Kasus Perbudakaan Bupati Langkat, Disinyalir Ada Korban Meninggal
Kasus perbudakan modern yang diitemukan di kediaman Bupati non-aktif Langkat, Terbit Rencana Perangin-angin menguak hal yang mengerikan, indikasi adanya korban jiwa akibat praktik perbudakan tersebut.
IDWS, Senin, 31 Januari 2022 - Kasus ini pertama kali diungkap oleh Perhimpunan Indonesia untuk Buruh Migran Berdaulat (Migrant Care). Menurut Migrant Care, pihaknya menerima laporan adanya kerangkeng manusia serupa penjara, di dalam rumah Terbit. Diduga, kerangkeng itu digunakan sebagai penjara bagi para pekerja sawit yang bekerja di ladang bupati yang belakangan jadi tersangka suap itu.
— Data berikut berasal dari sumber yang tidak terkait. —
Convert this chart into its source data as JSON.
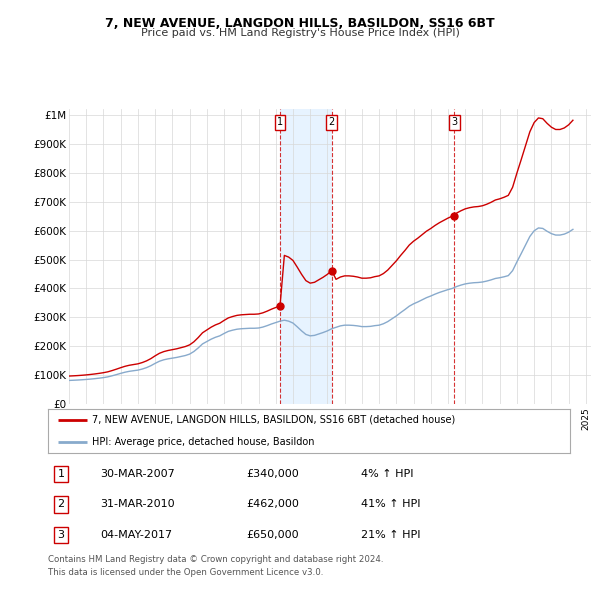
{
  "title": "7, NEW AVENUE, LANGDON HILLS, BASILDON, SS16 6BT",
  "subtitle": "Price paid vs. HM Land Registry's House Price Index (HPI)",
  "ytick_labels": [
    "£0",
    "£100K",
    "£200K",
    "£300K",
    "£400K",
    "£500K",
    "£600K",
    "£700K",
    "£800K",
    "£900K",
    "£1M"
  ],
  "ytick_values": [
    0,
    100000,
    200000,
    300000,
    400000,
    500000,
    600000,
    700000,
    800000,
    900000,
    1000000
  ],
  "ylim": [
    0,
    1020000
  ],
  "xlim_start": 1995.0,
  "xlim_end": 2025.3,
  "background_color": "#ffffff",
  "grid_color": "#d8d8d8",
  "sale_color": "#cc0000",
  "hpi_color": "#88aacc",
  "shade_color": "#ddeeff",
  "legend_label_sale": "7, NEW AVENUE, LANGDON HILLS, BASILDON, SS16 6BT (detached house)",
  "legend_label_hpi": "HPI: Average price, detached house, Basildon",
  "transactions": [
    {
      "num": 1,
      "date": "30-MAR-2007",
      "price": 340000,
      "pct": "4%",
      "x": 2007.25
    },
    {
      "num": 2,
      "date": "31-MAR-2010",
      "price": 462000,
      "pct": "41%",
      "x": 2010.25
    },
    {
      "num": 3,
      "date": "04-MAY-2017",
      "price": 650000,
      "pct": "21%",
      "x": 2017.37
    }
  ],
  "footer_line1": "Contains HM Land Registry data © Crown copyright and database right 2024.",
  "footer_line2": "This data is licensed under the Open Government Licence v3.0.",
  "hpi_index": [
    100.0,
    100.8,
    101.7,
    102.8,
    104.1,
    105.7,
    107.5,
    109.6,
    112.0,
    115.0,
    119.5,
    124.5,
    129.8,
    134.7,
    138.4,
    141.0,
    143.5,
    148.0,
    154.0,
    162.0,
    172.0,
    181.0,
    187.0,
    191.0,
    194.0,
    197.0,
    201.0,
    205.0,
    211.0,
    222.0,
    237.0,
    254.0,
    264.0,
    274.0,
    282.0,
    288.0,
    298.0,
    307.0,
    312.0,
    316.0,
    318.0,
    319.0,
    320.0,
    320.0,
    321.0,
    325.0,
    331.0,
    338.0,
    344.0,
    350.0,
    354.0,
    350.0,
    342.0,
    326.0,
    309.0,
    294.0,
    288.0,
    290.0,
    296.0,
    302.0,
    309.0,
    318.0,
    324.0,
    330.0,
    333.0,
    333.0,
    332.0,
    330.0,
    327.0,
    327.0,
    328.0,
    331.0,
    333.0,
    339.0,
    348.0,
    360.0,
    372.0,
    386.0,
    399.0,
    413.0,
    423.0,
    431.0,
    440.0,
    449.0,
    456.0,
    464.0,
    471.0,
    477.0,
    483.0,
    488.0,
    496.0,
    502.0,
    507.0,
    510.0,
    512.0,
    513.0,
    515.0,
    519.0,
    524.0,
    530.0,
    533.0,
    537.0,
    542.0,
    563.0,
    600.0,
    635.0,
    671.0,
    707.0,
    731.0,
    743.0,
    741.0,
    729.0,
    719.0,
    713.0,
    713.0,
    717.0,
    725.0,
    737.0
  ],
  "xtick_years": [
    1995,
    1996,
    1997,
    1998,
    1999,
    2000,
    2001,
    2002,
    2003,
    2004,
    2005,
    2006,
    2007,
    2008,
    2009,
    2010,
    2011,
    2012,
    2013,
    2014,
    2015,
    2016,
    2017,
    2018,
    2019,
    2020,
    2021,
    2022,
    2023,
    2024,
    2025
  ]
}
Sementara, Terbit sendiri mengeklaim bahwa kerangkeng di rumahnya merupakan tempat pembinaan bagi warga Langkat yang menjadi penyalah guna narkotika. Dalam perkembangannya, ditemukan fakta-fakta baru mengenai kasus ini, baik yang diungkap oleh pihak kepolisian maupun Komisi Nasional Hak Asasi Manusia (Komnas HAM).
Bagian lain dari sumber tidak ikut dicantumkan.